Emmanuel Macron viendra-t-il au chevet de Fiorina ?

 
 


Christophe Castaner et Emmanuel Macron sont satisfaits.

Ils ont chaudement félicité les forces de l’ordre de leur professionnalisme.
Entre arrestations préventives, fouilles et répression, la manif de samedi a été plutôt « moins pire » que ce qu’ils imaginaient.
Passons, bien sûr, sur les dégâts collatéraux, les accidents fâcheux et la malchance de ceux qui étaient là au mauvais endroit au mauvais moment…
Fiorina, 20 ans, étudiante en philosophie à Amiens, qui manifestait pour la première fois, a perdu un œil.
L’hôpital Cochin puis la Salpêtrière n’ont rien pu faire.
On devra lui mettre une prothèse.
Jacob, son petit ami, raconte à Boulevard Voltaire :

« Nous avons voulons quitter les Champs-Élysées vers midi mais les forces de l’ordre nous en ont empêchés, ils nous ont dit qu’ils avaient des ordres. Vers 14 heures, un mélange de pillards et de casseurs se sont attaqués au Drugstore Publicis. On a couru de l’autre côté, à l’opposé des casseurs. Fiorina était contre un mur quand elle a reçu un projectile en provenance des forces de l’ordre. Elle est tombée et les gens autour, affolés, leur ont crié d’arrêter de tirer. »

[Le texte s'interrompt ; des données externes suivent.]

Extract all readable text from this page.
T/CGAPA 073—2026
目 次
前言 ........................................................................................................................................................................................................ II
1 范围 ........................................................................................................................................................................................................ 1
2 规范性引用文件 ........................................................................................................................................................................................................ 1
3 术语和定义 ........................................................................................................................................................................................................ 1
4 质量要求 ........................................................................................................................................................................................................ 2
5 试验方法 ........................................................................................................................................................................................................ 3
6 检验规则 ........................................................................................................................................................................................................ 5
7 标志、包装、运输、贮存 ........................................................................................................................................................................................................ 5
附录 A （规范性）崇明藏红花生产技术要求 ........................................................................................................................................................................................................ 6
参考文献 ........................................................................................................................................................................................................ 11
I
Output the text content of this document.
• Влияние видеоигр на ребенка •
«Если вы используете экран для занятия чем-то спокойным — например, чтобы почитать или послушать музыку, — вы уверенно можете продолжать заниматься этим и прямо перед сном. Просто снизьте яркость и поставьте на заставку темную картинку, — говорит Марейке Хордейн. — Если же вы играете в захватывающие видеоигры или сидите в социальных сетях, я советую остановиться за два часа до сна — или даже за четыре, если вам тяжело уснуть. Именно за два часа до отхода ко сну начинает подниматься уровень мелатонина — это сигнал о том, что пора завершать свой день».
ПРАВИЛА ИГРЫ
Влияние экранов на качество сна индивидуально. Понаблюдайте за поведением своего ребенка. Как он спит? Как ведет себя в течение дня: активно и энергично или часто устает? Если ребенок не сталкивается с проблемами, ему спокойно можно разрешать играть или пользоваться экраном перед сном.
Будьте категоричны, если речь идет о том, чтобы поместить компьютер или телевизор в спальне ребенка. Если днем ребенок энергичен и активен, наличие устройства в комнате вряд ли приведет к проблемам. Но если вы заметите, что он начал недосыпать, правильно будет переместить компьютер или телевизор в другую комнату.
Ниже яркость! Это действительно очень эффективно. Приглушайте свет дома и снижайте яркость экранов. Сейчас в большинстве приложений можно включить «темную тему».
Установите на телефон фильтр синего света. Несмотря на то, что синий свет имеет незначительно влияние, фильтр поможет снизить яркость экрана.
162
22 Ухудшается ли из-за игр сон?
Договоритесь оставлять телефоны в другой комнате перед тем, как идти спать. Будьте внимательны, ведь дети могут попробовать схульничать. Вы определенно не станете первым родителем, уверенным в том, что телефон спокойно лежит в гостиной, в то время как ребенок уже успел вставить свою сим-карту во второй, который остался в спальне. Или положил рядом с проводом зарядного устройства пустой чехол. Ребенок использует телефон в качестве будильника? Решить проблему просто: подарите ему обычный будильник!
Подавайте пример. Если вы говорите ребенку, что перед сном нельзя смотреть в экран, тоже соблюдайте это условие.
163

Des images montrant la jeune fille au sol ensanglanté et prise en charge par un secouriste circulent depuis samedi sur la Toile.
Jacob est-il sûr que le tir venait des policiers et non des manifestants eux-mêmes ?
Certain. Fiorina les regardait lorsqu’elle a été atteinte.
Flash Ball® ou grenade, en revanche, il ne sait pas ; l’enquête le déterminera.
D’autres, à ce moment, ont-ils été blessés ?
Non, il n’en a pas vu.
Mais quand ils sont arrivés à Cochin, deux manifestants qui avaient reçu en pleine tête des tirs de Flash Ball® étaient aussi là.
Et quand il s’est rendu à l’IGPN, un photographe disait avoir été visé alors qu’il était allongé à terre.
Depuis plusieurs jours, une grande vague de solidarité s’est levée, avec une cagnotte Leetchi dont le montant ne cesse de grimper, pour ceux qui souhaitent lui manifester concrètement leur soutien.
Mais d’écho dans les grands médias nationaux, point.
Pour le moment, en tout cas.
D’interrogations sur le bien-fondé des consignes données aux forces de l’ordre – faire des Champs-Élysées une nasse infranchissable, retirer aux manifestants, en les fouillant, jusqu’aux lunettes de protection qu’ils avaient emportées… mais quel mal pouvaient-ils faire avec cela ? -, point encore.
De questions sur les cibles de la répression – comment tant de pillards ont-ils pu sévir quand de pacifiques manifestants comme Jacob et Fiorina étaient coincés sur les Champs-Élysées ? -, point non plus.
Tout le monde est satisfait, on vous dit.
On ne peut s’empêcher d’imaginer le procès en sorcellerie par la gauche réunie si, en lieu et place d’Emmanuel Macron, il y avait eu Nicolas Sarkozy…
Bien sûr, il faut laisser la Justice faire son travail – l’IGPN a été saisie.
Sans doute, il serait malhonnête d’adopter à l’endroit des forces de l’ordre ces méthodes de dénigrement que l’on n’a de cesse de dénoncer chez les autres.
Naturellement, nous n’avons pas tous les éléments, et ce n’est pas à nous d’instruire le dossier ni de condamner.
Pourtant. Comment ne pas faire de comparaison avec l’affaire Théo…
Va-t-on lire dans les colonnes de Libé une lettre ouverte signée d’une dizaine de personnalités appelant à se mobiliser contre les violences policières après l’affaire « Fiorina » ?
Y aura-t-il une marche pour Fiorina à Amiens comme il y a eu une marche pour Théo à Aulnay-sous-Bois, couverte en temps réel par tous les médias ?
Emmanuel Macron viendra-t-il lui-même au chevet de Fiorina ?
Ou ne se passera-t-il rien de tout cela car Fiorina n’est qu’une enfant de cette France périphérique qu’on n’entend pas, à la fois parce qu’elle ne fait pas de bruit et parce qu’elle n’intéresse pas ?
Quand Christophe Guilluy parle de « relégation », il ne s’agit pas seulement de relégation géographique, mais aussi de relégation médiatique, de relégation empathique.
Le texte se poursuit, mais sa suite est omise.